Once upon a time, television used to be the poor man’s cinema. If you were a film actor who transitioned to TV, your career in film was over. The same went for filmmakers. That being said, the last 25 years have seen a renaissance for the television format. As a television student, I am a critic and I give you my best and worst of TV in 2017.
The masterful David Fincher serves as an executive director on Mindhunter, focusing on the FBI in 1977, during the early stages of criminal profiling. The show illustrates how profiling not only came into play but instated investigations even up to this day. It’s a beautifully shot show, as well as masterfully acted and is definitely worth a watch.
The smash-hit Stranger Things from 2016 was a hit again this year for its second season. That said, I thought the season fell flat and couldn’t get off the ground. I thought the first season was well made but relied too heavily on nostalgia from the ’80s. The second season was even worse, including the characters and storyline. I will not be watching the third season.
Our favourite horse-man hybrid – Bojack Horseman – was back for a fourth year and it was an astonishing season, filled with many laughs but with an equal amount of real-life scenarios that resonate with audiences. For a show in which animals talk and live like people, this is one of the most human shows out there right now. I highly recommend it if you’re into dramedies.
Big Mouth is by far one of the strangest shows to grace Netflix. This crude, lewd and rude offering about the tribulations of puberty was well received by critics and audiences for its unashamed approach to the subject matter and its willingness to ‘take a risk.’ I admit, I found it enjoyable the first time I watched it but after a second viewing, I was wrong about it being enjoyable. The show has interesting concepts, yet never utilizes them. It also has no idea what it wants to be and who it’s made for. Steer clear of this one.
But the best of this year has to be Twin Peaks.
This renaissance of TV we currently find ourselves in can be traced back to 1990 with the hit show created by filmmaker David Lynch and writer Mark Frost. The massive hit that spawned homages and parodies is my all-time favourite television show. It mixed drama, mystery, horror and Lynch’s signature surrealism and brought that into the mainstream.
I wouldn’t mention this show if it had no relevance. After 25 years of being off the air, Twin Peaks came back to people’s television sets for an 18-episode season. Season 3 or better known as The Return, aired on Showtime and brought the characters we fell in love with back into our living rooms. If you were expecting the quirky soap opera that it was before, you’re in for a treat. Lynch and Frost create an 18-hour surreal trip into the minds and realms that inhabit this world. Some fans were turned off by this and others marveled in it.

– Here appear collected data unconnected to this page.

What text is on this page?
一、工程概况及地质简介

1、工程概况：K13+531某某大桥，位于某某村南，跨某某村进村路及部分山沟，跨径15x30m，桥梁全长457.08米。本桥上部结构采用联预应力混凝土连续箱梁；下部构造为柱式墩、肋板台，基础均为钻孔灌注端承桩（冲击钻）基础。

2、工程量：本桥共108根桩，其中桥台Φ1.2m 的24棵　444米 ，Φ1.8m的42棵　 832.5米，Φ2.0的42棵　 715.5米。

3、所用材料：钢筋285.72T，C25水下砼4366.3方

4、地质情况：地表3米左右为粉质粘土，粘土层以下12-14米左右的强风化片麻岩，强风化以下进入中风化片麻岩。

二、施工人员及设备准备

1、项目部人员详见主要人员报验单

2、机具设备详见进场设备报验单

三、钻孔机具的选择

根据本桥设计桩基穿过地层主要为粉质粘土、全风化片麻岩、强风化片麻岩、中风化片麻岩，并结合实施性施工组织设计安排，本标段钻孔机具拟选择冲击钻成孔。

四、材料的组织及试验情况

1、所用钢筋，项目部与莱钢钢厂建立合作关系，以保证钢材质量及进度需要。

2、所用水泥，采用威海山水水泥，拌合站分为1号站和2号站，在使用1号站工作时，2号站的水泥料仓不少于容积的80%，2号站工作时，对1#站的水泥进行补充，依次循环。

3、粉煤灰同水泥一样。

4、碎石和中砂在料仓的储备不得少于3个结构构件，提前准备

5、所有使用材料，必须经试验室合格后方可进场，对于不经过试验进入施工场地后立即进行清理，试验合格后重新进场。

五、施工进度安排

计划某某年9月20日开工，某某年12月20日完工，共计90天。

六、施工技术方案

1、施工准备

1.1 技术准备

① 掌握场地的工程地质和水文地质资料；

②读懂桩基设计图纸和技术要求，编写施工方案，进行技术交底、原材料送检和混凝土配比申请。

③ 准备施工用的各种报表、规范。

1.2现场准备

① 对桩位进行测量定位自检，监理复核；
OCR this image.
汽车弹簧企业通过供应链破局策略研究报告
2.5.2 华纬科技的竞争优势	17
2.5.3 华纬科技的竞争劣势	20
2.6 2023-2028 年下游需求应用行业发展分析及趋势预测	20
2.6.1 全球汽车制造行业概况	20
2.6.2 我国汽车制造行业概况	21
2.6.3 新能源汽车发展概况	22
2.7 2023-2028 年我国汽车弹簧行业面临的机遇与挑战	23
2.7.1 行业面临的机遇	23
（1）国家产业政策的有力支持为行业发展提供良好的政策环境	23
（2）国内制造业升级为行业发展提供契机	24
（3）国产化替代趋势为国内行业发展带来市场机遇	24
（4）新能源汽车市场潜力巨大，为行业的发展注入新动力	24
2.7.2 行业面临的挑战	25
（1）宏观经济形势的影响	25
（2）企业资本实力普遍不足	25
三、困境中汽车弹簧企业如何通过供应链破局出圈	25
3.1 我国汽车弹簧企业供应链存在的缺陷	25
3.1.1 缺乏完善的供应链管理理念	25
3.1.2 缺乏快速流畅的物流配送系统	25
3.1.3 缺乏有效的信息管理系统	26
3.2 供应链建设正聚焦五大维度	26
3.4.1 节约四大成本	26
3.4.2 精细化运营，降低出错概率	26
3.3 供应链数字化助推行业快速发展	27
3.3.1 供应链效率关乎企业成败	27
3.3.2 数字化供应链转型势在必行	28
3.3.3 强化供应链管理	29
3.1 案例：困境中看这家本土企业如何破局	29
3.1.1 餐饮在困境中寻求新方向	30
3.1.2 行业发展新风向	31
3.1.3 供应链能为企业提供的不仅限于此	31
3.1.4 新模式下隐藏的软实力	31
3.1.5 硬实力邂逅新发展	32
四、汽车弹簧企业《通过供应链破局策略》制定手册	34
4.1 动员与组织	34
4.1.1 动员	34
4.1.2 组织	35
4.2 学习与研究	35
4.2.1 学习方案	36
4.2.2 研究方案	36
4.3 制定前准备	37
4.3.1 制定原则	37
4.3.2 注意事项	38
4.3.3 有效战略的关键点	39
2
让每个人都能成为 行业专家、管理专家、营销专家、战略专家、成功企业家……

From the opening moment of the first episode, I knew I was in for a wild ride. I had my arms fully extended outside of the cart. Every line of dialogue, every strange occurrence, every second of ambient silence and every confusing plot line, I was invested. I took the journey that FBI Special Agent Dale Cooper had in order to reach the town of Twin Peaks once again. By the time the season finale came, I didn’t want it to end. I didn’t want to say goodnight to these characters or this world again. The Return was a massive hit for Showtime’s streaming service and proved to people that Lynch still had it. If you’re a fan of Lynch or of Twin Peaks, you have to watch the new season. Twin Peaks: The Return was the greatest thing to come from television in 2017.